Last Saturday Sergio Bossa has been at the Spring Italian Meeting in Cagliari, for an enjoyable meet-up with colleagues, friends, and Spring-passionate users. I specifically enjoyed going through power point as it had many great coding samples:
Here are some take away points about this meeting.
Q: Splitting a task into jobs and sending them to grid nodes involves some overhead due to data transfer: do you have any percentage number that shows you when this overhead is too high compared to what you gain by parallelizing your jobs?
A: I don't believe in magic numbers :)
I'd like to answer your question in a different way: just keep your overhead as little as possible by applying data affinity, that is, by keeping jobs and the data they need together, trying to minimize data transfers.
If you'll not transfer any data, your overhead will be at its minimum.

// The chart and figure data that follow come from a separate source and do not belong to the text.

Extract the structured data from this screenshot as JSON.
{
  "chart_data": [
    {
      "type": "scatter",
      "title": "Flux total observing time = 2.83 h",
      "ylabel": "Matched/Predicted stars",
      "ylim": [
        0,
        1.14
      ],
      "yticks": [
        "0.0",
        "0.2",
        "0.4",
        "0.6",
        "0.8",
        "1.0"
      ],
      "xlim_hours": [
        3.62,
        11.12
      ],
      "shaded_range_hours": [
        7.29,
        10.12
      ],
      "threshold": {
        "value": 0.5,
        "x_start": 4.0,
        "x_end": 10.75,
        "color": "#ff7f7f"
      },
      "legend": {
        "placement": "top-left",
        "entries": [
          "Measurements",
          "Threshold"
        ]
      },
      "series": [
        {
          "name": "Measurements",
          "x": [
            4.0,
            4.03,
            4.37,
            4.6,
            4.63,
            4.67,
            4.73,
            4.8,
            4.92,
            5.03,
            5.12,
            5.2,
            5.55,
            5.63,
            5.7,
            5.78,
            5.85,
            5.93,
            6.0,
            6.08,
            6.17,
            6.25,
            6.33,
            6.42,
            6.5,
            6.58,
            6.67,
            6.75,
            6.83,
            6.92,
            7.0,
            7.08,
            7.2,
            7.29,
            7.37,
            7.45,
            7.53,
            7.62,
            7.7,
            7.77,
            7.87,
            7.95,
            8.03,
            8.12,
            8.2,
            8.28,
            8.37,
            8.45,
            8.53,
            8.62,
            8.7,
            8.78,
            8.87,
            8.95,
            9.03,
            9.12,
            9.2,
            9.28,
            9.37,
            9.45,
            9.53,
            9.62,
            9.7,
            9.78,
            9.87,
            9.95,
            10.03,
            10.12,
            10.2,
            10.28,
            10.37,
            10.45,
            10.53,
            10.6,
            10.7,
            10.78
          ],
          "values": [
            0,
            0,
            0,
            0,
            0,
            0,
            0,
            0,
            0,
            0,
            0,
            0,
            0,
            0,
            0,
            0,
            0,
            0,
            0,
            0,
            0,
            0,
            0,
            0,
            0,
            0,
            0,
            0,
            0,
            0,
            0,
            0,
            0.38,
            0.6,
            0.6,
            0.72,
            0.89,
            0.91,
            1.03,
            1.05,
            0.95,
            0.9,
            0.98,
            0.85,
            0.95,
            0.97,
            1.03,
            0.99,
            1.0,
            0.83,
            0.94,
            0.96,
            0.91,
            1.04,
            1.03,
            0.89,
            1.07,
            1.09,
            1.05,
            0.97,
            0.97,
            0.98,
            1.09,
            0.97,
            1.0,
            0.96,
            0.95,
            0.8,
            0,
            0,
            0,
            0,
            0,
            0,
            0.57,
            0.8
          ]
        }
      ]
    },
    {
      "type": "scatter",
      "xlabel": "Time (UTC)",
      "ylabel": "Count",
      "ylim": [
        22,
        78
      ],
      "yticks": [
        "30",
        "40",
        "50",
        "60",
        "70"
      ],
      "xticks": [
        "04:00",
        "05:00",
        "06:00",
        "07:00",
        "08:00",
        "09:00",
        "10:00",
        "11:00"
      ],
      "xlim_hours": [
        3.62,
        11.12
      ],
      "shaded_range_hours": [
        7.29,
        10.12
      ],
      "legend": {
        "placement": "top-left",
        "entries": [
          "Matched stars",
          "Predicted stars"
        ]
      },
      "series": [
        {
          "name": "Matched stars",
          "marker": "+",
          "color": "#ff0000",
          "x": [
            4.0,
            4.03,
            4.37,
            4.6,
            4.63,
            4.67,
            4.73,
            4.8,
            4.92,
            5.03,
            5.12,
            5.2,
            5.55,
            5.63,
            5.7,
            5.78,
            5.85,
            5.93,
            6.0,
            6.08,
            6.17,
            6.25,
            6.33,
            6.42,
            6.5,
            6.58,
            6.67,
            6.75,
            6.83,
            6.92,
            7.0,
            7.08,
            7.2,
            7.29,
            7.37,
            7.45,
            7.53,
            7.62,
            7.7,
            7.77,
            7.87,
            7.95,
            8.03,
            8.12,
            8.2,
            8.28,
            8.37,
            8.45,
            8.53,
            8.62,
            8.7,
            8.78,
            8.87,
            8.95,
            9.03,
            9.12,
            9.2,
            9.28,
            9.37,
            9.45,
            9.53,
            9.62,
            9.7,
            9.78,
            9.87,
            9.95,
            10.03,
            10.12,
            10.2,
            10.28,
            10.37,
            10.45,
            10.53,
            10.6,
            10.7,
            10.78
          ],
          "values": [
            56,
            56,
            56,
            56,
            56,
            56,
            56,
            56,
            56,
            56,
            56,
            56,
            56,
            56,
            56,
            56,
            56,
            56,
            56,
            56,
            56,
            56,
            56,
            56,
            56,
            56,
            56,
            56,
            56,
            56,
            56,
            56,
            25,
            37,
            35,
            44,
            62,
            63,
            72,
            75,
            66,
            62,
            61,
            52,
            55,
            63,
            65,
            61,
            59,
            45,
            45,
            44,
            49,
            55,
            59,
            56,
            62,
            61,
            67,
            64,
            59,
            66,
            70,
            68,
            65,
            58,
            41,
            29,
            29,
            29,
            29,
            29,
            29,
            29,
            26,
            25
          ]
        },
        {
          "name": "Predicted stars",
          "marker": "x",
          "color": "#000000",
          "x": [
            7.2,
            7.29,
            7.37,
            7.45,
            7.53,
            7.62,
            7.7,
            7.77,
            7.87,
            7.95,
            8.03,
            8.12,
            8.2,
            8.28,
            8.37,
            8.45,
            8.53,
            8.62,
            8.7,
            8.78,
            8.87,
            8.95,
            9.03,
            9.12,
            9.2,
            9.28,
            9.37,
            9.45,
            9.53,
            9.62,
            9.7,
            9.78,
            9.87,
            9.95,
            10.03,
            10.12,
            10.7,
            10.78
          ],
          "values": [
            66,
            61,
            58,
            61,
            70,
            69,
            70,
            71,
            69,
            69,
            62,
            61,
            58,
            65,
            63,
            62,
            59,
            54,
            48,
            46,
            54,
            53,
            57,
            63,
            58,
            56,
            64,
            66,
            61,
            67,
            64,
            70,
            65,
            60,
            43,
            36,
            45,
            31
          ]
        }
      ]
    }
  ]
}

Q: You talked about data affinity and data grid solutions: what about my database?
A: For really scaling out your application, you must scale your full application stack: hence, your database must scale, too.
I think one of the most effective ways of making you database scale is to partition it, by splitting data into several instances and making every job access a different partition, depending on the data it needs.
Another strategy would be to use a master/replica scenario, where you have a master instance and several read-only replicas, which you map your jobs to for read-intensive operations.
Q: Is there any GridGain success story? Do you really use it?
A: Yes, we do :)
We recently developed for the Italian Public Broadcasting Service a custom Content Management System with extended capabilities for life cycle management and rule based publishing of editorial contents. The publishing infrastructure is made up of a GridGain based application managing the publishing cycle of all public web sites, ranging from the main web portal to all related web sites.
It has been implemented for linearly scaling out the publication process from one to hundred sites, by distributing publishing operations on grid nodes, each one capable of publishing contents of one or more sites independently from others: this means that with a number of physical nodes equal to the number of sites to publish, the whole publication process would linearly scale by taking the same time as there were just one site.